The ai-llm-security-audit project, open-sourced by the 0xelitesystem team, provides an LLM security audit framework covering 10 key dimensions. Each dimension includes detailed check items, attack scenario examples, and mitigation recommendations. The 10 dimensions are: Direct Prompt Injection, Indirect Prompt Injection, Jailbreak Attacks, RAG System Security, Output Processing Security, Model Supply Chain Security, Training Data Security, Agent Tool Security, Multimodal Security, and Assessment & Monitoring.

## Evidence: Practical Value and Typical Scenarios

The project has significant practical value: Security teams can assess the security posture of LLM applications using the systematic checklist; Development teams can refer to best practices to integrate security considerations during the design phase; Auditors gain a standardized assessment framework; Researchers obtain a panoramic view of the LLM security field. Typical attack scenarios validate the framework's effectiveness, such as direct prompt injection (attackers embed system instructions to leak sensitive information), indirect prompt injection (contaminate RAG data sources to trigger attacks), and jailbreak attacks (induce models to generate non-compliant content through hypothetical scenarios).

## Conclusion: Summary of Core Project Value

The ai-llm-security-audit project provides a comprehensive and practical framework for LLM security auditing, covering the full lifecycle security considerations from input to output, training to deployment, and unimodal to multimodal. For organizations currently deploying or planning to deploy LLM applications, it is a valuable security assessment resource. Against the backdrop of increasingly important AI security, systematic security auditing should become a standard process for LLM application launch.

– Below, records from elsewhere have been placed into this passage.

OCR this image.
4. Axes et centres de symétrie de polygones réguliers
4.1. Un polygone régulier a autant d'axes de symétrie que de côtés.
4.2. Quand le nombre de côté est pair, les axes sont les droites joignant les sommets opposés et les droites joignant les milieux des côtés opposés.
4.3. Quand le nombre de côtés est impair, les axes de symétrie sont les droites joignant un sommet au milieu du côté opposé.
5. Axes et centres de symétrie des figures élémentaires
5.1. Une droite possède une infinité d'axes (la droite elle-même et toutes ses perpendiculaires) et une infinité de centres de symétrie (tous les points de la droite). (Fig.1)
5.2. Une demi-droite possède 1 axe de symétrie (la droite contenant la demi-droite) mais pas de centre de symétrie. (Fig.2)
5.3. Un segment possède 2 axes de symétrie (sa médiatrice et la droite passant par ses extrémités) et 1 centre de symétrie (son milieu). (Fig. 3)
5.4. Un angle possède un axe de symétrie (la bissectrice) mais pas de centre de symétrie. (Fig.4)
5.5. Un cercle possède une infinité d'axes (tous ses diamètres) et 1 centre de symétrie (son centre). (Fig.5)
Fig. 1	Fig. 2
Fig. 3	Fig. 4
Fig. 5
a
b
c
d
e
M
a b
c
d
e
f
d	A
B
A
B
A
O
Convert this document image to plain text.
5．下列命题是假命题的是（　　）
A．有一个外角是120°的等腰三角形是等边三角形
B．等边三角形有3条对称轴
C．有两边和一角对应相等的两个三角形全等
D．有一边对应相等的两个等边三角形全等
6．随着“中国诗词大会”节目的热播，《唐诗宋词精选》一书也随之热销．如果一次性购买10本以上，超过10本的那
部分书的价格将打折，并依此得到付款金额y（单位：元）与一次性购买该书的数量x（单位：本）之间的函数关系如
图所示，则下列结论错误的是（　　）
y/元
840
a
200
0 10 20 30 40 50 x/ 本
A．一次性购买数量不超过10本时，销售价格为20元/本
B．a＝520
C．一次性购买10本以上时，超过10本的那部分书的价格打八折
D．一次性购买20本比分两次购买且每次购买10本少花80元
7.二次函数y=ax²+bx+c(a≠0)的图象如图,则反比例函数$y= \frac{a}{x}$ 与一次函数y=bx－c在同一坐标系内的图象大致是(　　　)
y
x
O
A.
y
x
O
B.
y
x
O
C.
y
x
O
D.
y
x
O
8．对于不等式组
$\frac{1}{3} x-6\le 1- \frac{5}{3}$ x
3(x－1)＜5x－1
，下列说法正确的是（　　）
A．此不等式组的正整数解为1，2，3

## Recommendations and Future Development Directions

The project has limitations: It needs continuous updates to address rapidly evolving security threats and lacks supporting automated testing tools. Future development directions include: Developing an automated testing toolset; Establishing a community-driven threat intelligence sharing mechanism; Creating customized audit guides for specific industries such as finance and healthcare.